Journal of Computer and System Sciences, to appear.

(Mathematical expressions are simplified in this html-dokument. They should be readable enough to get the flavour.)

We show that a unit-cost RAM with a word length of w bits can sort n integers in the range 0 .. 2^(w-1) in O(n loglog n) time, for arbitrary w >= log n, a significant improvement over the bound of O(n sqrt(log n)) achieved by the fusion trees of Fredman and Willard. Provided that w >= (log n)^(2+epsilon) for some fixed epsilon>0, the sorting can even be accomplished in linear expected time with a randomized algorithm.

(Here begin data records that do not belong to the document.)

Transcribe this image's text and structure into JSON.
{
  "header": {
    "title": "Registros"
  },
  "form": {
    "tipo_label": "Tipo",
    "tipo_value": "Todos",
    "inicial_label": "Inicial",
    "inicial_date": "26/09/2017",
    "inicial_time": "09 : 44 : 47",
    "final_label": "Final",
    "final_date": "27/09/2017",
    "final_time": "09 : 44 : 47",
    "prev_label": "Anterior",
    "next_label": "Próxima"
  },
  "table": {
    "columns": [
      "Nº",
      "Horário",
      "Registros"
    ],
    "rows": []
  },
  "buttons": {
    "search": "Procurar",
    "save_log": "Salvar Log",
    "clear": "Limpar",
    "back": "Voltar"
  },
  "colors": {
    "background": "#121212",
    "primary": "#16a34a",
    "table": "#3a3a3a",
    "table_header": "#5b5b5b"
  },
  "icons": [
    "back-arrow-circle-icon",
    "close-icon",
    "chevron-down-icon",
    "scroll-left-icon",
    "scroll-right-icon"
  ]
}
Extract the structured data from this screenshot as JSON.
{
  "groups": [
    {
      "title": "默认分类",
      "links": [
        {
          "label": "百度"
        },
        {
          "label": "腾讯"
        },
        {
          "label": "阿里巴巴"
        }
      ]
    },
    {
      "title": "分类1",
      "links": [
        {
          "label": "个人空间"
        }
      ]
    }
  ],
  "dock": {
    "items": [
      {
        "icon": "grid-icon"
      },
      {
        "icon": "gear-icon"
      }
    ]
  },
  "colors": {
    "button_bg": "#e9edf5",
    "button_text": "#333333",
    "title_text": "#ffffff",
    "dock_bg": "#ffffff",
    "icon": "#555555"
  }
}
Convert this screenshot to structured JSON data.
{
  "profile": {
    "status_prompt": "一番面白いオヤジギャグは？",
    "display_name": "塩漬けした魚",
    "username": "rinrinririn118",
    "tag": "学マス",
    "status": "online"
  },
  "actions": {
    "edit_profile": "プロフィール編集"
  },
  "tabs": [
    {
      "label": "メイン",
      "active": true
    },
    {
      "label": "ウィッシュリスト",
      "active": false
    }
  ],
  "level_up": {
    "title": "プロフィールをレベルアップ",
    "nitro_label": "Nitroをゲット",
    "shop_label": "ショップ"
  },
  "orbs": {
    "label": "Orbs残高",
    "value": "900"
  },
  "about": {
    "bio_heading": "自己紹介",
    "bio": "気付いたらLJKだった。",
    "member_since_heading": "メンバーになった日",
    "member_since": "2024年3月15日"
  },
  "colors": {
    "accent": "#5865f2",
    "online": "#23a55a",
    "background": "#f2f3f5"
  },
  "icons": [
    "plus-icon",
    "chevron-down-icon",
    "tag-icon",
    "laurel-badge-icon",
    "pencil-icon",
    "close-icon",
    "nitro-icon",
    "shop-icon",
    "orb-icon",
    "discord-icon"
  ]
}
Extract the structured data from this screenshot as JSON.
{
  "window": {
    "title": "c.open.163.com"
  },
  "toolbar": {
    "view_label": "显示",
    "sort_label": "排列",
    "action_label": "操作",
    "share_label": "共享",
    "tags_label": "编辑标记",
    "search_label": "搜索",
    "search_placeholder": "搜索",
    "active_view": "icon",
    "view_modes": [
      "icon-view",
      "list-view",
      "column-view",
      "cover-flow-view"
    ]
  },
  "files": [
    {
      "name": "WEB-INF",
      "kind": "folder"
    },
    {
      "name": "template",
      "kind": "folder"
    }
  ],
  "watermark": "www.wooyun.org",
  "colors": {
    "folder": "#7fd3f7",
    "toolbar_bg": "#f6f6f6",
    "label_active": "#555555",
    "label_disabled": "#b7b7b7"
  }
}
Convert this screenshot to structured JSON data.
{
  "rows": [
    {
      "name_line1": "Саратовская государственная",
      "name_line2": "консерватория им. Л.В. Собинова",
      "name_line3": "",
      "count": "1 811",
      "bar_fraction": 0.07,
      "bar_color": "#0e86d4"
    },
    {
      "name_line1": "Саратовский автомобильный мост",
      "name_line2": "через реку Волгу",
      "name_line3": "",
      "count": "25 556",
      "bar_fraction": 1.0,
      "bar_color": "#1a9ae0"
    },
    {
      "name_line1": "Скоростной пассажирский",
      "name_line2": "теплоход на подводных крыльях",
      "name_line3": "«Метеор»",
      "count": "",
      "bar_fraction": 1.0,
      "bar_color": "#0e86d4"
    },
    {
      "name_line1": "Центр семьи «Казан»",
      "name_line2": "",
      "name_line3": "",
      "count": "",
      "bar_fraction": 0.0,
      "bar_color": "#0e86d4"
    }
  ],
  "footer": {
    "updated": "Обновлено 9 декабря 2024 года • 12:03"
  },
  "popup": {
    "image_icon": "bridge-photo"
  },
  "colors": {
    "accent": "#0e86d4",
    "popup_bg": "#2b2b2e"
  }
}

Both of our algorithms parallelize without loss on a unit-cost PRAM with a word length of w bits. The first one yields an algorithm that uses O(log n) time and O(n loglog n) operations on a deterministic CRCW PRAM. The second one yields an algorithm that uses O(log n) expected time and O(n) expected operations on a randomized EREW PRAM, provided that w >= (log n)^(2+epsilon) for some fixed epsilon>0.

Our deterministic and randomized sequential and parallel algorithms generalize to the lexicographic sorting problem of sorting multiple-precision integers represented in several words.